Project description:Domains of heterochromatin play important roles in the maintenance and regulation of eukaryotic genomes. However, the repressive nature of heterochromatin combined with its propensity to self-propagate necessitates the existence of robust mechanisms that limit heterochromatin spreading and thereby avoid silencing of expressed genes. A number of specific sequence elements have been found to serve as barriers to heterochromatin spreading; however, the mechanisms by which spreading is curtailed are generally not well understood. Here we uncover a role for PAF complex component Leo1 in regulating heterochromatin cis-spreading. A genetic screen revealed that loss of Leo1 results in spreading of heterochromatin across a centromeric (IRC) boundary element in fission yeast. Similar heterochromatin spreading was seen upon deletion of other components of the PAF complex, but not other factors involved in transcription-coupled chromatin modification, indicating a specific role for the PAF complex in heterochromatin regulation. Loss of Leo1 is associated with reduced levels of H4K16 acetylation at the boundary, while tethering of the H4K16 acetyltransferase Mst1 to boundary chromatin suppresses heterochromatin spreading in leo1Δ cells, suggesting that Leo1 antagonises heterochromatin spreading by facilitating H4K16 acetylation. Interestingly, Leo1 also regulates heterochromatin spreading independently of boundaries, and loss of Leo1 causes redistribution of heterochromatin, in particular resulting in substantial expansion of telomeric heterochromatin domains. The PAF complex is known to be an important regulator of transcription-related chromatin modifications; our findings reveal a previously undescribed role for this complex in global regulation of heterochromatin spreading in cis.
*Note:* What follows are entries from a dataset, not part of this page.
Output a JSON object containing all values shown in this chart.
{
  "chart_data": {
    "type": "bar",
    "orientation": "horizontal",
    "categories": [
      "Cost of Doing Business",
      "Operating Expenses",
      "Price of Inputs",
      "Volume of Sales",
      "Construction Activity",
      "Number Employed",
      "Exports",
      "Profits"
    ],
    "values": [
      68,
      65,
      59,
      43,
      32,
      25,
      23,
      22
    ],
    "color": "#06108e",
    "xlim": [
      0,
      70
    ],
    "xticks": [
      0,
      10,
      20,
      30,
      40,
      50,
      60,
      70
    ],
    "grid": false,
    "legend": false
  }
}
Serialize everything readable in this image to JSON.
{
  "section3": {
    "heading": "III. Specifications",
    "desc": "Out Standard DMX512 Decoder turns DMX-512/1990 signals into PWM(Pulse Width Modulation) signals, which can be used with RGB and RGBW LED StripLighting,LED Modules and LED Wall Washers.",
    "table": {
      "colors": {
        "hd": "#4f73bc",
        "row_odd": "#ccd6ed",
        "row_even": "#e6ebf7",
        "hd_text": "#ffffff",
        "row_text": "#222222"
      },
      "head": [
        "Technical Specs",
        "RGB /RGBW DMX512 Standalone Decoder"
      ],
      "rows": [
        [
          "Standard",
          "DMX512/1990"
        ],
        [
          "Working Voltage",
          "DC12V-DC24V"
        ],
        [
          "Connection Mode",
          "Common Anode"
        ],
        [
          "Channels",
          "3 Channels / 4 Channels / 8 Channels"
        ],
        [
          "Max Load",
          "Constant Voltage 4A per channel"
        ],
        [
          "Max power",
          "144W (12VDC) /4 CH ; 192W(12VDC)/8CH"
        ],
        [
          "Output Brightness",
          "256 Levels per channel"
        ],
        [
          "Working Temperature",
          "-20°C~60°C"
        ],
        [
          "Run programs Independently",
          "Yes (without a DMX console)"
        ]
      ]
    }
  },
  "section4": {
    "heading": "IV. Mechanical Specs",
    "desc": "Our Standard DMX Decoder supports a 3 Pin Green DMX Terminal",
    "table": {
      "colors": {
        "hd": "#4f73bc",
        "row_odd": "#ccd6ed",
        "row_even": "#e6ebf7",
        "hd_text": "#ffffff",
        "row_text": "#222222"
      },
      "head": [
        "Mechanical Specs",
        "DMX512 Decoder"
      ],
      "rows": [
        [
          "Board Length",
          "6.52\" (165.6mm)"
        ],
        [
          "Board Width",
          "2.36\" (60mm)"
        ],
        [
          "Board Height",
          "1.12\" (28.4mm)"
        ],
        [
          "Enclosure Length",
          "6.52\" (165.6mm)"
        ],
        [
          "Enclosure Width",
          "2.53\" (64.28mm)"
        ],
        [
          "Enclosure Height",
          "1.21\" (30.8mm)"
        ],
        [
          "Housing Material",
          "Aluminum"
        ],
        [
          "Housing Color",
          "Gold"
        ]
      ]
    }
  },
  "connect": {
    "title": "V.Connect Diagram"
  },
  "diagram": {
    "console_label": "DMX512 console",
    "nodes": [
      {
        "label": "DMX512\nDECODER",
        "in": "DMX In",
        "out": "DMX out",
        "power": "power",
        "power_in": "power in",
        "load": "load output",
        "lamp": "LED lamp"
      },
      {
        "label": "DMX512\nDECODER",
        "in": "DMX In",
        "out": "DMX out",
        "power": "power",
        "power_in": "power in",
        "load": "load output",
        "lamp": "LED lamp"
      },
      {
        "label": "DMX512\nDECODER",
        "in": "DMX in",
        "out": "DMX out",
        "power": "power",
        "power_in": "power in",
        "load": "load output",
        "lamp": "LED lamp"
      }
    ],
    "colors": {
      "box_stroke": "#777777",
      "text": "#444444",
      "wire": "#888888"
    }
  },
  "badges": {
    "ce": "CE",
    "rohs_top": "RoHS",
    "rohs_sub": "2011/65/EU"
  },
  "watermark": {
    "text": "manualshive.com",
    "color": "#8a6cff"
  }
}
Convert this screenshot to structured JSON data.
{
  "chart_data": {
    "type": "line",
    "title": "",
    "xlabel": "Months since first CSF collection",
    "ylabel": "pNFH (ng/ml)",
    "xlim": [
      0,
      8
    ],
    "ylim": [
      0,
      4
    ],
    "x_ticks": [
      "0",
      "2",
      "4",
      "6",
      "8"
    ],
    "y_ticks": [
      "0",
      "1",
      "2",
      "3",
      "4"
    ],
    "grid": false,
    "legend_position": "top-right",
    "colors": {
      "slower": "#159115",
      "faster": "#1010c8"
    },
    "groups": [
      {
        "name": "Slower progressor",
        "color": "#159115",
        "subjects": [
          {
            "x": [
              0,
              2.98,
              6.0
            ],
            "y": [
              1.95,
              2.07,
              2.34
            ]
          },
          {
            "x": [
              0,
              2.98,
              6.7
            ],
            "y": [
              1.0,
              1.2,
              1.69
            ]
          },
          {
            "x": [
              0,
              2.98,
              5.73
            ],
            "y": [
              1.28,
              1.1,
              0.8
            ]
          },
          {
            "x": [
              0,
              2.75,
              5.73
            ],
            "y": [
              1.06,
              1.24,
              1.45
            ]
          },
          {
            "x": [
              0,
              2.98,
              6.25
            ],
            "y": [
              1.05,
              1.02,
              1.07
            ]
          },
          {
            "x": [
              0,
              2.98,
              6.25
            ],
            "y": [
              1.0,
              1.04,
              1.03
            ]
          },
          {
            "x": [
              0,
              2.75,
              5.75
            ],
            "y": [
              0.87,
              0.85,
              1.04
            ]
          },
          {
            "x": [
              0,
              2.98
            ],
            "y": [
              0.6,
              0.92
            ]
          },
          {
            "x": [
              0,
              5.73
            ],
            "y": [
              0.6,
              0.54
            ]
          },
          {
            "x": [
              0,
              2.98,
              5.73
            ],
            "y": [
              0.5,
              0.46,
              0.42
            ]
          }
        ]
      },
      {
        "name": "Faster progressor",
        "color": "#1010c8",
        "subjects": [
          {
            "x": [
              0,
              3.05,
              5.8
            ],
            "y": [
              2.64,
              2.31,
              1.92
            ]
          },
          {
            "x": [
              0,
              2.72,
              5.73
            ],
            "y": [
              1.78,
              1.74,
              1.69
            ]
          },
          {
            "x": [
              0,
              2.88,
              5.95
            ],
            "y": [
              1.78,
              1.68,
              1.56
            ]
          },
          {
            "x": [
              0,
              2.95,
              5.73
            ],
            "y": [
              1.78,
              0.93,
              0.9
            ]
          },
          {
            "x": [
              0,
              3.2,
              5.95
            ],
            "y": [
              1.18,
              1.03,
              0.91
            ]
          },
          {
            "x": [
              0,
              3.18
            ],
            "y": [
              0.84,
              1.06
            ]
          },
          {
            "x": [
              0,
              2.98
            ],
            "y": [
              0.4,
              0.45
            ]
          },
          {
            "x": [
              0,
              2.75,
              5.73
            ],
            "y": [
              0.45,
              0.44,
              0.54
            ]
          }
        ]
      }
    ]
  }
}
Project description:Heterochromatin is a specialized form of chromatin that restricts access to DNA and inhibits genetic processes, including transcription and recombination. In Neurospora crassa, constitutive heterochromatin is characterized by trimethylation of lysine 9 on histone H3, hypoacetylation of histones, and DNA methylation. Here we explore whether the conserved histone demethylase, lysine-specific demethylase 1 (LSD1), regulates heterochromatin in Neurospora, and if so, how. Though LSD1 is implicated in heterochromatin regulation, its function is inconsistent across different systems; orthologs of LSD1 have been shown to either promote or antagonize heterochromatin expansion by removing H3K4me or H3K9me respectively. We identify three members of the Neurospora LSD complex (LSDC): LSD1, PHF1, and BDP-1, and strains deficient for any exhibit variable spreading of heterochromatin and establishment of new heterochromatin domains dispersed across the genome. Heterochromatin establishment outside of canonical domains in Neurospora share the unusual characteristic of DNA methylation-dependent H3K9me3; typically, H3K9me3 establishment is independent of DNA methylation. Consistent with this, the hyper-H3K9me3 phenotype of LSD1 knock-out strains is dependent on the presence of DNA methylation, as well as HCHC-mediated histone deacetylation, suggesting spreading is dependent on some feedback mechanism. Altogether, our results suggest LSD1 works in opposition to HCHC to maintain proper heterochromatin boundaries.